过了一会,唐帆欢呼一声,将墓碑搂得更紧了,欢喜道:“谢谢姐姐!”
周子扬头皮发麻,那墓碑上刻着的是—— 唐舞娘的名字。
—
“今日又想问幻境了?”
白术严半仰着头,将手里的小青蛇绕在指间,举的高高的,他看了眼身旁脸上冷漠的小孩,心中好笑。
他故意不往下说,逗他道:“小五,你怎么对这些感兴趣了?”
小时候的赵无名很是阴翳冷硬,看向旁人的眼神就像是在看一个死人,没有半点感情波动,除了白术严和齐瑾没有人敢靠近他。
一来嫌晦气,而来是觉得渗人。
“跟幻术不一样吗?”
赵无名不回答白术严的问题。
“自然是不一样的,幻术是大家看到的东西都是一样的,而幻境则是个人执念。”
“大梦三千,把自己心里的期许,遗憾,或是惧怕欢喜的事情走了一遭罢了,若他入了幻境,看到的东西自然只有他自己知道了,是很难走出来的。”
“为什么?”
赵无名又问。
白术严瞅了他一眼,笑道:“小五若叫我声老师,我便告诉你。”
“老师。”
一拳打在软棉花上,白术严沉默半晌:“你一个皇子怎么这样没骨气。”
“我小时候看书上说,前朝素摇公主失子悲哀,一时间得了心病,药石无医。驸马甚是担忧,便广寻天下名医为公主医治,一南疆游士听后便说他有办法。他给这公主编制了一场幻境,那公主在幻境中和驸马儿子过了一生,了却了心愿后便醒来了。”
“这是治病的?”
“当然不是,事情的真相是那公主不愿醒来,一脸幸福的死在了幻境中。”
赵无名又问:“你们都会布幻境吗,可以教我吗?”
待学会了,他要为他那好父皇,编织一场最可怕的幻境。
白术严则满脸的不赞同:“这玩意只有南疆那边才有人会,邪门的很,一不小心便会遭到反噬的,至于你,资质太差,又不是我们苗疆的,学来做什么。”
“破局的法子是什么?”
“整天净问些乱七八糟的,破局自然简单,大不了刺激一下,捅他一刀,将他拽出来,但弄不好还是会死人的。”白术严伸了个拦腰,俯下身子对赵无名说:“反正我也没几日可活了,教给你也不算太无聊。”

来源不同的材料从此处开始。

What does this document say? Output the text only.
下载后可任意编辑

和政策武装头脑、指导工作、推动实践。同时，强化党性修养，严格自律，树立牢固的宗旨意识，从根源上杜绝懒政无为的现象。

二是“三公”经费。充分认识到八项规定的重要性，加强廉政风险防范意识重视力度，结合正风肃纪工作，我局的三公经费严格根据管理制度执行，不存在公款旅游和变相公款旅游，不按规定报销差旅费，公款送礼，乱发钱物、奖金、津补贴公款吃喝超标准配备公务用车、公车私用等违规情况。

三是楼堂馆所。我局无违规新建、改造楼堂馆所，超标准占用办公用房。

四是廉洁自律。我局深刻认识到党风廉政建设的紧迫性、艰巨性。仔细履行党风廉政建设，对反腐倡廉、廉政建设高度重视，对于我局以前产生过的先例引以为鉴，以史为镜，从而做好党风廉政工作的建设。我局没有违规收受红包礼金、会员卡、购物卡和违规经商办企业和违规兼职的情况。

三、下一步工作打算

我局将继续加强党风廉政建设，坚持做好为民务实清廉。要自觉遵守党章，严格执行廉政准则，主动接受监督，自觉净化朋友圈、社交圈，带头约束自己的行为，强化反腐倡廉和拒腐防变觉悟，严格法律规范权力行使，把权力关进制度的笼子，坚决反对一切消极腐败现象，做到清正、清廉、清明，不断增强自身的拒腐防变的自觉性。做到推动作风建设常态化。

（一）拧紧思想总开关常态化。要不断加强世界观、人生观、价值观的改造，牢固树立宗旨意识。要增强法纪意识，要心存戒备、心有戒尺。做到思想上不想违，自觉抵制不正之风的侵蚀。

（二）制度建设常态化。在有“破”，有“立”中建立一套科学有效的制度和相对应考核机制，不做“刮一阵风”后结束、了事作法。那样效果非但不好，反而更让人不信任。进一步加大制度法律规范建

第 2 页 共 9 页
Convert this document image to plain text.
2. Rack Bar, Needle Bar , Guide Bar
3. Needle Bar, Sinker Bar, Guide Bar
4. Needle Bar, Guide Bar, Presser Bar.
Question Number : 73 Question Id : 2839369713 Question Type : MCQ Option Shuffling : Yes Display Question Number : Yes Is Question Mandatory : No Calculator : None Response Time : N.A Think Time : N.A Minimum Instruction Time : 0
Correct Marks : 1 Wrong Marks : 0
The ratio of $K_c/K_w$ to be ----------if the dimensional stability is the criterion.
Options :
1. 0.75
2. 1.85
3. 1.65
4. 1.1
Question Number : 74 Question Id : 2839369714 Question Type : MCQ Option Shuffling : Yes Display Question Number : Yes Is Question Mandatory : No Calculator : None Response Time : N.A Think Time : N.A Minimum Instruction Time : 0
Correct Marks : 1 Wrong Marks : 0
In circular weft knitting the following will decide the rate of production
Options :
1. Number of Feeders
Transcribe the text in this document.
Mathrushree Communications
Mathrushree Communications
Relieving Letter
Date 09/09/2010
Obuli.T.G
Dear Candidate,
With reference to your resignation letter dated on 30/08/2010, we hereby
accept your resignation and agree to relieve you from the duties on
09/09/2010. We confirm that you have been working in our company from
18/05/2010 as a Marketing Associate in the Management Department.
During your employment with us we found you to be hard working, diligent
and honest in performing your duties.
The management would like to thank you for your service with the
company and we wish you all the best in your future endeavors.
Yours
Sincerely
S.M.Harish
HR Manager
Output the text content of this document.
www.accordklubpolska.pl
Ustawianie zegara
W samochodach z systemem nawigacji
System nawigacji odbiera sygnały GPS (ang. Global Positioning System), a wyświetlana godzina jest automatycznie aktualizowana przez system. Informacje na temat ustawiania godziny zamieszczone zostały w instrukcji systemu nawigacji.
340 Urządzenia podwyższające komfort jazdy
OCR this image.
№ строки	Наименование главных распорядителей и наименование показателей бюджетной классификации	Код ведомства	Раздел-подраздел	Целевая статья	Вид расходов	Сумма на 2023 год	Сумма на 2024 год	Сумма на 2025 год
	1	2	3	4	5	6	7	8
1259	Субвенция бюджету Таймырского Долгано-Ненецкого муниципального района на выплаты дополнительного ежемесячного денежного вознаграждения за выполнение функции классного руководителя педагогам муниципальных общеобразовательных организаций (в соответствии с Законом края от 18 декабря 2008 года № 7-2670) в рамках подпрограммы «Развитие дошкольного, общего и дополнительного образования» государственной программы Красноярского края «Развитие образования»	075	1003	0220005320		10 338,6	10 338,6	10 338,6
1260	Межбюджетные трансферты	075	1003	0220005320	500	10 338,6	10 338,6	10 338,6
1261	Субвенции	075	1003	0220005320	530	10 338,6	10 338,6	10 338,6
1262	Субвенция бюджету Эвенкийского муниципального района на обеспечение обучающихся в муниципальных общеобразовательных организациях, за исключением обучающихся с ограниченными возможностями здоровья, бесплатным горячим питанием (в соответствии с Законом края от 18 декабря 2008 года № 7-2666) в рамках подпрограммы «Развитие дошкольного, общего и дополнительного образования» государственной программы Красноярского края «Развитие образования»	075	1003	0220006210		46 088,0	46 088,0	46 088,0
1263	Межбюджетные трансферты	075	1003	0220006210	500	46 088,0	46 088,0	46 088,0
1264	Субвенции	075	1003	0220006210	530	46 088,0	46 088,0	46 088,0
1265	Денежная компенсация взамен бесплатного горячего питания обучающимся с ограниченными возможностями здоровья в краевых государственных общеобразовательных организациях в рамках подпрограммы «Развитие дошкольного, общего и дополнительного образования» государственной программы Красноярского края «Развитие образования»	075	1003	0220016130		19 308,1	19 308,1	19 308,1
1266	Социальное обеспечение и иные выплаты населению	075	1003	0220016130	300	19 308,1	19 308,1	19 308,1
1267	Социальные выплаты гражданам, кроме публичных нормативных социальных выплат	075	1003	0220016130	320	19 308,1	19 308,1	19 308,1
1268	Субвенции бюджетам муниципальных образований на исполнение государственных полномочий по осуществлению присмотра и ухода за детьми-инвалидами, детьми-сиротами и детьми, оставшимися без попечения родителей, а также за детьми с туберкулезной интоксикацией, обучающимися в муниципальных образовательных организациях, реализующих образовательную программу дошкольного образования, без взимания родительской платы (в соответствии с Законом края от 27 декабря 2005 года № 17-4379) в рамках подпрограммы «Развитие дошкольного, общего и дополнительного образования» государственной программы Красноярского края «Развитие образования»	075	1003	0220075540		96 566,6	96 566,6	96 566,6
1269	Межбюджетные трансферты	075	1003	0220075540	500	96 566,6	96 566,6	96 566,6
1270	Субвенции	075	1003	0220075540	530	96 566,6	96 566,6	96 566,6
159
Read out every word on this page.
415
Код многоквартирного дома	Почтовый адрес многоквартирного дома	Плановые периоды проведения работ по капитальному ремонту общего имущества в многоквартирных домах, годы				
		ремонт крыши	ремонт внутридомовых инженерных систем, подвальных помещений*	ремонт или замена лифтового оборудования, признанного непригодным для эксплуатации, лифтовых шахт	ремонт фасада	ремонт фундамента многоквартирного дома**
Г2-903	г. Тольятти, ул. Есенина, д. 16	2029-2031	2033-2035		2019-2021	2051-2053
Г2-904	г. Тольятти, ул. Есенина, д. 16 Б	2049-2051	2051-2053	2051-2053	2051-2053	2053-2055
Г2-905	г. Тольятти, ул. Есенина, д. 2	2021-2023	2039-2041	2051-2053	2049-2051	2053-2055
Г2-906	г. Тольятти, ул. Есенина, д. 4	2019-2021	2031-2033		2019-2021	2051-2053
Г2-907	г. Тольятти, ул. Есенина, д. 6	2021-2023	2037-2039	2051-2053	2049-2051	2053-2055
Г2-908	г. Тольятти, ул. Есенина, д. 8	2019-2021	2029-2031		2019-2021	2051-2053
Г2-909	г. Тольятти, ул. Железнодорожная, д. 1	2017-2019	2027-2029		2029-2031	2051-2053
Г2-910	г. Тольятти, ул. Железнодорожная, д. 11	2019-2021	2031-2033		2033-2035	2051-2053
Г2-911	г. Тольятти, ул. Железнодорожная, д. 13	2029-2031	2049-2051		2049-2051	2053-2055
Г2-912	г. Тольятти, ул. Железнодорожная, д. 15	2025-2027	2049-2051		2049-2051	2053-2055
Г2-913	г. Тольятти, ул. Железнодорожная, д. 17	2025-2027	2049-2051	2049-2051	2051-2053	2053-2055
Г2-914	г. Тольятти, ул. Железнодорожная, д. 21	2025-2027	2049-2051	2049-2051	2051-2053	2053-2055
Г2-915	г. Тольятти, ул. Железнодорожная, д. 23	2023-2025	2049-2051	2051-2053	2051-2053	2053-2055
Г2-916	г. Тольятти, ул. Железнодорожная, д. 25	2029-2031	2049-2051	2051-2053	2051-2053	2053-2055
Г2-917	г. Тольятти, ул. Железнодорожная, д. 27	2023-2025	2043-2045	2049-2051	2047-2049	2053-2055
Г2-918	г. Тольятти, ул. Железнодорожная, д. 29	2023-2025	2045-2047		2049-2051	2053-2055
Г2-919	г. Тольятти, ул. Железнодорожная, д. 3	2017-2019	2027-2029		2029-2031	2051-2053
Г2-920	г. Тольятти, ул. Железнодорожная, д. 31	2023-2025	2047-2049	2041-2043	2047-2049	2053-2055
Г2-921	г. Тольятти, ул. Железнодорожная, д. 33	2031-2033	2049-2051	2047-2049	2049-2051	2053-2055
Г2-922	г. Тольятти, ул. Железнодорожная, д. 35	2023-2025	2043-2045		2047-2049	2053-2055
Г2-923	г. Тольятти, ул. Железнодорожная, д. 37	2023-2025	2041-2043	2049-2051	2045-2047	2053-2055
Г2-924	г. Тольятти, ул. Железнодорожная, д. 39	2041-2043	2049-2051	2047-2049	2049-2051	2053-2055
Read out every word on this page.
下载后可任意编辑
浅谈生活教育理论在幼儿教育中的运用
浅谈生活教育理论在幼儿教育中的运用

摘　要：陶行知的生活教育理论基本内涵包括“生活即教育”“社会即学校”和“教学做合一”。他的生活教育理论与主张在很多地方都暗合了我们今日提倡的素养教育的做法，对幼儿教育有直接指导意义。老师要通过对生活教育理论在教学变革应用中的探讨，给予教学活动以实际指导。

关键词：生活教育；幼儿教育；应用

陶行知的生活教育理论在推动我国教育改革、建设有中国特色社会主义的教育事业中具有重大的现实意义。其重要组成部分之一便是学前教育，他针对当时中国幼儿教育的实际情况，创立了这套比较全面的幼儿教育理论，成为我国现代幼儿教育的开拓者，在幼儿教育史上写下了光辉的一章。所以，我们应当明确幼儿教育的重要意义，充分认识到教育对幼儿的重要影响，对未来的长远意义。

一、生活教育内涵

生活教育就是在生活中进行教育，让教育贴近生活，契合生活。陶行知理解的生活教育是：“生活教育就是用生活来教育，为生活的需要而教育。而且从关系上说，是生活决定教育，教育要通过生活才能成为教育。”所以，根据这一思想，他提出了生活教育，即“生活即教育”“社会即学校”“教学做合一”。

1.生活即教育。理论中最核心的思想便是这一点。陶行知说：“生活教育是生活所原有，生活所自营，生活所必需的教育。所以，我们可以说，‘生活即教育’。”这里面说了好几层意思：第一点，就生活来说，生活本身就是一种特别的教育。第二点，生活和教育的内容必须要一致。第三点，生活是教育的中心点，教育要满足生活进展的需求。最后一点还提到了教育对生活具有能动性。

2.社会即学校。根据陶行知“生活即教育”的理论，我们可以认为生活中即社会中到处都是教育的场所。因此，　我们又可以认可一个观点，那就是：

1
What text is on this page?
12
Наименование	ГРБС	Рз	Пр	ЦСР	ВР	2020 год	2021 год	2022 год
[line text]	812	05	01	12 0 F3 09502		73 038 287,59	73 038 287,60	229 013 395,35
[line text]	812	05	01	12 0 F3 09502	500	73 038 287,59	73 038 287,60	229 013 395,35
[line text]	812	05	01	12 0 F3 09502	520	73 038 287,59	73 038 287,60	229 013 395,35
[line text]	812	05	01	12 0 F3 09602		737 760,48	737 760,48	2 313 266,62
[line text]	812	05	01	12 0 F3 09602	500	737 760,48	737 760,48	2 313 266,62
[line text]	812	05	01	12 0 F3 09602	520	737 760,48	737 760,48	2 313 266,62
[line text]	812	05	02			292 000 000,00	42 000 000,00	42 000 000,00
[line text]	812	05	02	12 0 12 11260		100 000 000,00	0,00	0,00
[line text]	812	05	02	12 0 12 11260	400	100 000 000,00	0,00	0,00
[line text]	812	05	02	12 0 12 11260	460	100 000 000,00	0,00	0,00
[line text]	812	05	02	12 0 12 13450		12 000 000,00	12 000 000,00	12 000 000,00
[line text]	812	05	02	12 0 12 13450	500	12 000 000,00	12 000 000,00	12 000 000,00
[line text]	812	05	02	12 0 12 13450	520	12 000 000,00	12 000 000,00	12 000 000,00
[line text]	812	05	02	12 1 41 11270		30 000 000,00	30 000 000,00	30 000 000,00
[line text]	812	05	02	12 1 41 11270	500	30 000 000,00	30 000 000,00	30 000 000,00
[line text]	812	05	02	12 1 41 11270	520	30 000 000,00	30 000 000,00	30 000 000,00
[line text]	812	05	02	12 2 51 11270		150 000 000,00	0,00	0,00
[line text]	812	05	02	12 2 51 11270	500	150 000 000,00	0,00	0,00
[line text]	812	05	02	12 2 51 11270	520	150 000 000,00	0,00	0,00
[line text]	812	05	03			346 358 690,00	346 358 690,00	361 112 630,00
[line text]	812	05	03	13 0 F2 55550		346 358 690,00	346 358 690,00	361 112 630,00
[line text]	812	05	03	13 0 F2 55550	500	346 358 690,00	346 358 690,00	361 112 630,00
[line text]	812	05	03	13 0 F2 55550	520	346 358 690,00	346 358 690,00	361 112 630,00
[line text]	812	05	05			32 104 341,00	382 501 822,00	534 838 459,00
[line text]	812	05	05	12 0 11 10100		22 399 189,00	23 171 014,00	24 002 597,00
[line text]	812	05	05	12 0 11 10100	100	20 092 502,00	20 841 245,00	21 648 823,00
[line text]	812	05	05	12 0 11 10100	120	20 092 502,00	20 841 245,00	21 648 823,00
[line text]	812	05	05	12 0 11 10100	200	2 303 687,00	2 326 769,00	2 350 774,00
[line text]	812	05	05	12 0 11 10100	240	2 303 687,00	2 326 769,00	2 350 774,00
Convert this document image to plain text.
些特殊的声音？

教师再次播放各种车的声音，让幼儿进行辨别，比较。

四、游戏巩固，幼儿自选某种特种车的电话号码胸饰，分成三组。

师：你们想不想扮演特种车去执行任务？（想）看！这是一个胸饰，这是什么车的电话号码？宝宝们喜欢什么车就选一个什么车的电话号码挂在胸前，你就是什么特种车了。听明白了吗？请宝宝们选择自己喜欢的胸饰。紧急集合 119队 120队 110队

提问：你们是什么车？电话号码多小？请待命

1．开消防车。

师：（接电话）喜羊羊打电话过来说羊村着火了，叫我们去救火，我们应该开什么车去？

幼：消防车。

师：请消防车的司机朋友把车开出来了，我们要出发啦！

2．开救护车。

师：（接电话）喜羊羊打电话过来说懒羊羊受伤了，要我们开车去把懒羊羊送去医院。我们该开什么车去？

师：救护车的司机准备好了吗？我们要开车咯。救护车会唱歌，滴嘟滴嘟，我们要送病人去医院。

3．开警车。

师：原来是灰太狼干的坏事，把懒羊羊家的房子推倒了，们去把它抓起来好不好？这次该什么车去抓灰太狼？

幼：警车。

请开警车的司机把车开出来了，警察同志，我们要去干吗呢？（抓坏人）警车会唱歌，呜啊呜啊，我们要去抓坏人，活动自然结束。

白术严每日都致力于将赵无名带坏,他笑的开怀,手指上盘绕的小青蛇也爬到了他的肩膀处,冲赵无名嘶嘶吐着舌头。
“有趣,临了临了捡了一个便宜徒弟。”
“不对,应该是两个,还有你那傻弟弟,我见过他。”
赵无名那时只想,他也不错,临死捡了个便宜师父和傻弟弟。
只是白术严到底比他先死了。
南疆虽有个南字,却是在大祈最北边的朗鄂山,这朗鄂虽有个山字,却也并非是山,而是一片郁郁葱葱的雨林,虫蛇遍布,附近荒无人烟,距离最近的村镇也要走上几天。
“巫岷,要记得不能作恶,会遭报应的。”
这人说的不是中原话,可奇怪的是赵无名居然能听懂。
他的肩膀被人拍了拍,是一个脸上画着蓝色图腾的老者,她手里拿着一根权杖,穿着黑色的窄袖大领对襟短衫,脖子上戴着三四个项圈,看上去庄严肃穆。
老人满意道:“你是这一辈中最有出息的,等回来后阿娅就该把南疆交给你了。”
南疆…巫岷是南疆人?难怪,难怪他不认识白术严,所以他这是入了巫岷的记忆?赵无名想把这里记住,奈何他就像是和巫岷绑在了一起,只能随着他动作。
“您放心吧,三年期满,我定会归来!”
少年意气风发,很是自信的拍了拍胸脯,赵无名可以清楚的感受到他胸腔里的兴奋和激昂。
巫岷的头发很短,不像中原男子那样足够扎起来,他留了一缕长头发混着一条漂亮的红绳编了一个辫子。
赵无名在镜子下清楚的看到了巫岷的长相。
巫岷生的很显小,圆脸杏眼,睫毛长翘,笑起来的时候露出一侧的小虎牙,看上去很是讨喜。
他走的那日全族人便都来送行了,巫岷背着一个小包裹,从怀里掏出一个金色的铃铛摇了摇,高声道:“你们就等我回来吧!”
“我把外面都瞧一瞧,定不会做坏事的!”
“圣子,人心险恶,但你莫要失了本心。”
赵无名能感受到巫岷内心的困惑,他从来没有出去过,自然也以为老者的话是吓唬人的罢了。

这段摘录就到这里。